Lecture 16. G) Multiple Observations
Multiple Observations
In the normal case for a single observation, the following holds:
[math]\left.\begin{array}{c} f_{\left.X\right|\mu}=N\left(\mu,\sigma^{2}\right)\\ f_{\mu}=N\left(\mu_{0},\sigma_{0}^{2}\right) \end{array}\right\} \Rightarrow f_{\left.\mu\right|X}=N\left(\frac{\sigma_{0}^{2}}{\sigma^{2}+\sigma_{0}^{2}}x+\frac{\sigma^{2}}{\sigma^{2}+\sigma_{0}^{2}}\mu_{0},\left(\frac{1}{\sigma^{2}}+\frac{1}{\sigma_{0}^{2}}\right)^{-1}\right)[/math]
Notice the following results:
- The posterior mean is a weighted average of the prior mean [math]\mu_{0}[/math] and the data [math]x[/math].
- The posterior variance does not depend on [math]x[/math] (this is a property of the Normal).
- Estimation: A large [math]\sigma_{0}^{2}[/math] is often preferred.
- Setting [math]\sigma^{2}=\infty[/math] is possible (uninformative/improper prior) but not well-defined.
Finally, notice that this result can be used to provide a generalization for the case of multiple observations.
2 Observations
Note that
[math]\begin{aligned} f\left(\left.\mu\right|x_{1},x_{2}\right) & =\frac{f\left(\mu,x_{1},x_{2}\right)}{f\left(x_{1},x_{2}\right)}\\ & =\frac{f\left(\left.x_{1}\right|\mu,x_{2}\right)f\left(\left.x_{2}\right|\mu\right)f\left(\mu\right)}{fx_{1},x_{2}}\\ & =\frac{f\left(\left.x_{1}\right|\mu\right)f\left(\left.x_{2}\right|\mu\right)f\left(\mu\right)}{fx_{1},x_{2}}\\ & \propto f\left(\left.x_{1}\right|\mu\right)f\left(\left.x_{2}\right|\mu\right)f\left(\mu\right)\end{aligned}[/math]
where the last equality follows from the fact that the data is a random sample.
We can take advantage of this result by calculating [math]f\left(\left.\mu\right|x_{1},x_{2}\right)[/math] sequentially:
First, we calculate
[math]f_{\left.\mu\right|x_{1}}=f_{\left.x_{1}\right|,\mu}.f_{\mu}=N\left(\frac{\sigma_{0}^{2}}{\sigma^{2}+\sigma_{0}^{2}}x_{1}+\frac{\sigma^{2}}{\sigma^{2}+\sigma_{0}^{2}}\mu_{0},\left(\frac{1}{\sigma^{2}}+\frac{1}{\sigma_{0}^{2}}\right)^{-1}\right)[/math]

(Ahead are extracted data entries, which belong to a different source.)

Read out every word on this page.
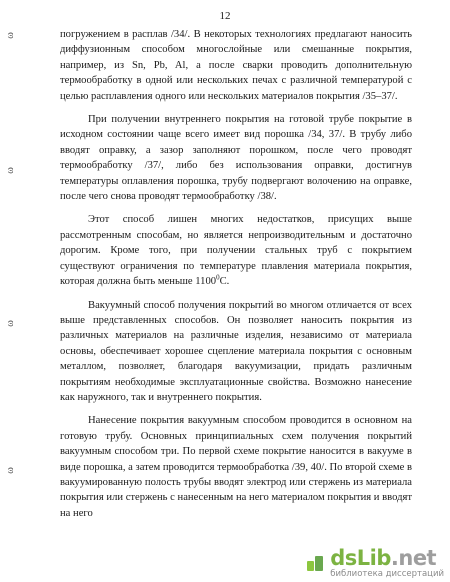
12
ω
ω
ω
ω

погружением в расплав /34/. В некоторых технологиях предлагают наносить диффузионным способом многослойные или смешанные покрытия, например, из Sn, Pb, Al, а после сварки проводить дополнительную термообработку в одной или нескольких печах с различной температурой с целью расплавления одного или нескольких материалов покрытия /35–37/.

При получении внутреннего покрытия на готовой трубе покрытие в исходном состоянии чаще всего имеет вид порошка /34, 37/. В трубу либо вводят оправку, а зазор заполняют порошком, после чего проводят термообработку /37/, либо без использования оправки, достигнув температуры оплавления порошка, трубу подвергают волочению на оправке, после чего снова проводят термообработку /38/.

Этот способ лишен многих недостатков, присущих выше рассмотренным способам, но является непроизводительным и достаточно дорогим. Кроме того, при получении стальных труб с покрытием существуют ограничения по температуре плавления материала покрытия, которая должна быть меньше 1100$^0$С.

Вакуумный способ получения покрытий во многом отличается от всех выше представленных способов. Он позволяет наносить покрытия из различных материалов на различные изделия, независимо от материала основы, обеспечивает хорошее сцепление материала покрытия с основным металлом, позволяет, благодаря вакуумизации, придать различным покрытиям необходимые эксплуатационные свойства. Возможно нанесение как наружного, так и внутреннего покрытия.

Нанесение покрытия вакуумным способом проводится в основном на готовую трубу. Основных принципиальных схем получения покрытий вакуумным способом три. По первой схеме покрытие наносится в вакууме в виде порошка, а затем проводится термообработка /39, 40/. По второй схеме в вакуумированную полость трубы вводят электрод или стержень из материала покрытия или стержень с нанесенным на него материалом покрытия и вводят на него

dsLib.net
библиотека диссертаций
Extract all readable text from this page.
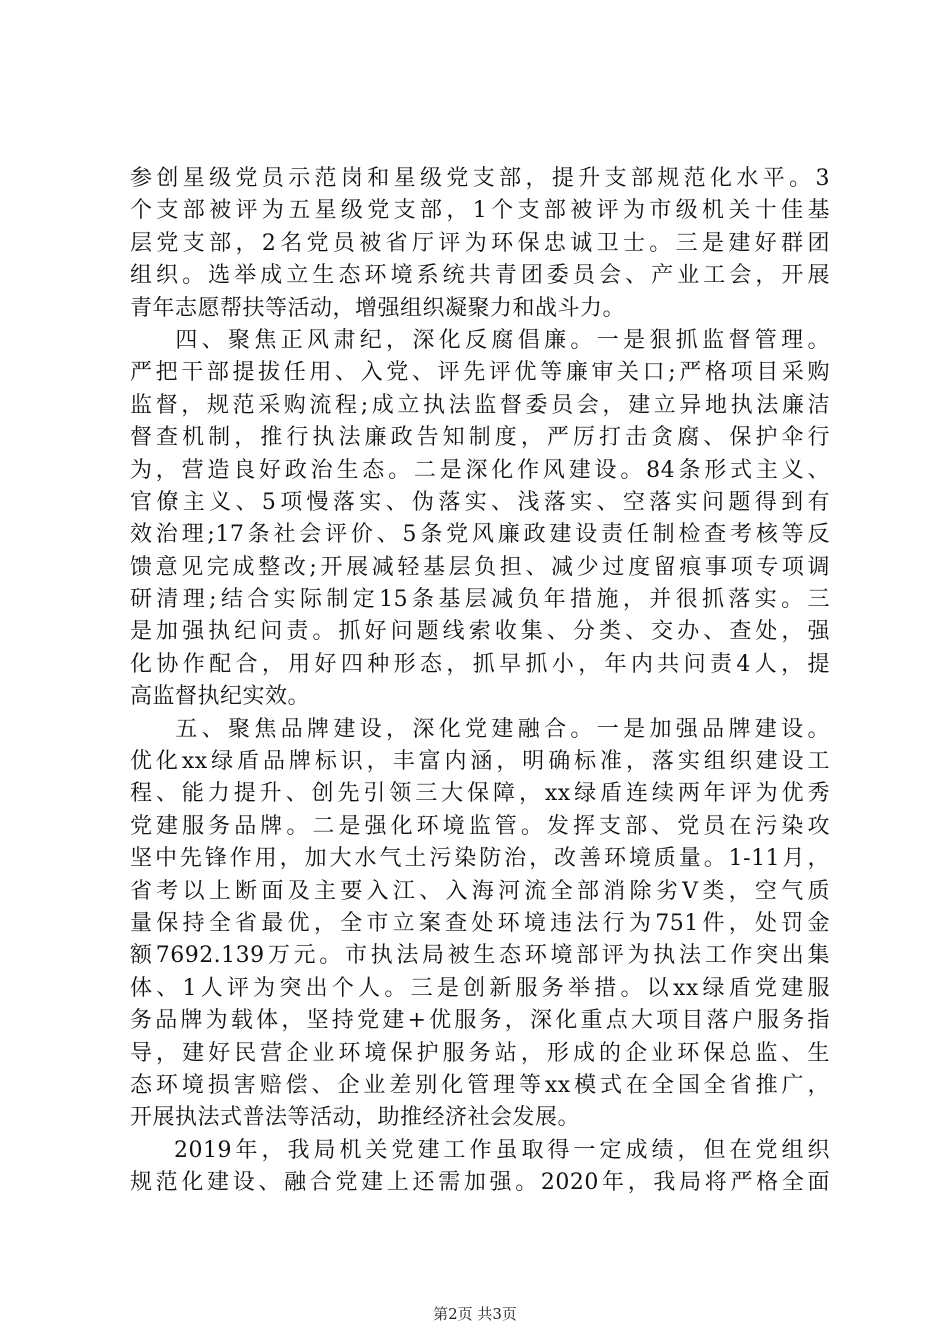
参创星级党员示范岗和星级党支部，提升支部规范化水平。3
个支部被评为五星级党支部，1个支部被评为市级机关十佳基
层党支部，2名党员被省厅评为环保忠诚卫士。三是建好群团
组织。选举成立生态环境系统共青团委员会、产业工会，开展
青年志愿帮扶等活动，增强组织凝聚力和战斗力。
四、聚焦正风肃纪，深化反腐倡廉。一是狠抓监督管理。
严把干部提拔任用、入党、评先评优等廉审关口;严格项目采购
监督，规范采购流程;成立执法监督委员会，建立异地执法廉洁
督查机制，推行执法廉政告知制度，严厉打击贪腐、保护伞行
为，营造良好政治生态。二是深化作风建设。84条形式主义、
官僚主义、5项慢落实、伪落实、浅落实、空落实问题得到有
效治理;17条社会评价、5条党风廉政建设责任制检查考核等反
馈意见完成整改;开展减轻基层负担、减少过度留痕事项专项调
研清理;结合实际制定15条基层减负年措施，并很抓落实。三
是加强执纪问责。抓好问题线索收集、分类、交办、查处，强
化协作配合，用好四种形态，抓早抓小，年内共问责4人，提
高监督执纪实效。
五、聚焦品牌建设，深化党建融合。一是加强品牌建设。
优化xx绿盾品牌标识，丰富内涵，明确标准，落实组织建设工
程、能力提升、创先引领三大保障，xx绿盾连续两年评为优秀
党建服务品牌。二是强化环境监管。发挥支部、党员在污染攻
坚中先锋作用，加大水气土污染防治，改善环境质量。1-11月，
省考以上断面及主要入江、入海河流全部消除劣Ⅴ类，空气质
量保持全省最优，全市立案查处环境违法行为751件，处罚金
额7692.139万元。市执法局被生态环境部评为执法工作突出集
体、1人评为突出个人。三是创新服务举措。以xx绿盾党建服
务品牌为载体，坚持党建+优服务，深化重点大项目落户服务指
导，建好民营企业环境保护服务站，形成的企业环保总监、生
态环境损害赔偿、企业差别化管理等xx模式在全国全省推广，
开展执法式普法等活动，助推经济社会发展。
2019年，我局机关党建工作虽取得一定成绩，但在党组织
规范化建设、融合党建上还需加强。2020年，我局将严格全面
第2页 共3页
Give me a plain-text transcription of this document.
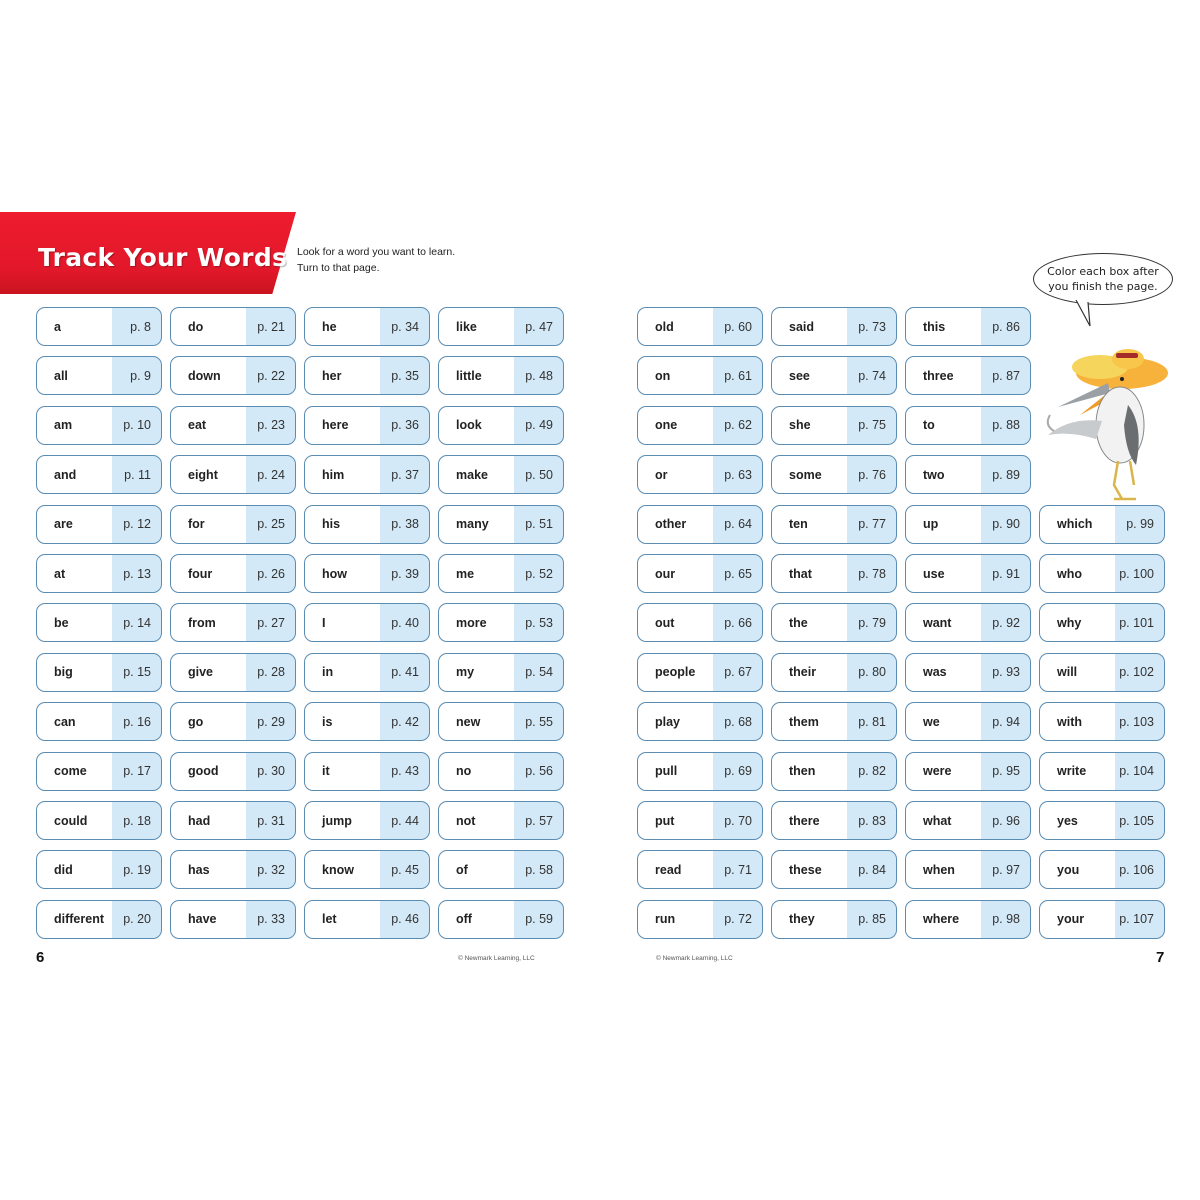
Track Your Words Look for a word you want to learn.
Turn to that page.	Color each box after
you finish the page.
a	p. 8
all	p. 9
am	p. 10
and	p. 11
are	p. 12
at	p. 13
be	p. 14
big	p. 15
can	p. 16
come	p. 17
could	p. 18
did	p. 19
different	p. 20
do	p. 21
down	p. 22
eat	p. 23
eight	p. 24
for	p. 25
four	p. 26
from	p. 27
give	p. 28
go	p. 29
good	p. 30
had	p. 31
has	p. 32
have	p. 33
he	p. 34
her	p. 35
here	p. 36
him	p. 37
his	p. 38
how	p. 39
I	p. 40
in	p. 41
is	p. 42
it	p. 43
jump	p. 44
know	p. 45
let	p. 46
like	p. 47
little	p. 48
look	p. 49
make	p. 50
many	p. 51
me	p. 52
more	p. 53
my	p. 54
new	p. 55
no	p. 56
not	p. 57
of	p. 58
off	p. 59
old	p. 60
on	p. 61
one	p. 62
or	p. 63
other	p. 64
our	p. 65
out	p. 66
people	p. 67
play	p. 68
pull	p. 69
put	p. 70
read	p. 71
run	p. 72
said	p. 73
see	p. 74
she	p. 75
some	p. 76
ten	p. 77
that	p. 78
the	p. 79
their	p. 80
them	p. 81
then	p. 82
there	p. 83
these	p. 84
they	p. 85
this	p. 86
three	p. 87
to	p. 88
two	p. 89
up	p. 90
use	p. 91
want	p. 92
was	p. 93
we	p. 94
were	p. 95
what	p. 96
when	p. 97
where	p. 98
which	p. 99
who	p. 100
why	p. 101
will	p. 102
with	p. 103
write	p. 104
yes	p. 105
you	p. 106
your	p. 107
6	© Newmark Learning, LLC	© Newmark Learning, LLC	7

Then, we use the result, [math]f_{\left.\mu\right|x_{1},x_{2}}=f_{\left.x_{1}\right|,\mu}.f_{\mu}[/math] as the prior to update for [math]x_{2}[/math], i.e.,
[math]f_{\left.\mu\right|x_{1},x_{2}}\propto\underset{\text{likelihood}}{\underbrace{f_{\left.x_{2}\right|\mu}}}\underset{\text{prior}}{\underbrace{f_{\left.\mu\right|x_{1}}}}[/math]
s.t.
[math]f_{\left.\mu\right|x_{1},x_{2}}=N\left(\frac{\sigma_{0}^{2}}{\sigma^{2}+2\sigma_{0}^{2}}\left(x_{1}+x_{2}\right)+\frac{\sigma^{2}}{\sigma^{2}+2\sigma_{0}^{2}}\mu_{0},\left(\frac{2}{\sigma^{2}}+\frac{1}{\sigma_{0}^{2}}\right)^{-1}\right)[/math]
[math]n[/math] Observations
For [math]x_{1}..x_{n}[/math], it follows that
[math]f_{\left.\mu\right|x_{1}..x_{n}}=N\left(\frac{\sigma_{0}^{2}}{\sigma^{2}+n\sigma_{0}^{2}}\sum_{i=1}^{n}x_{i}+\frac{\sigma^{2}}{\sigma^{2}+n\sigma_{0}^{2}}\mu_{0},\left(\frac{n}{\sigma^{2}}+\frac{1}{\sigma_{0}^{2}}\right)^{-1}\right).[/math]
Notice that unlike in the previous example, the expression for the posterior distribution is "stable", even for a very high number of observations.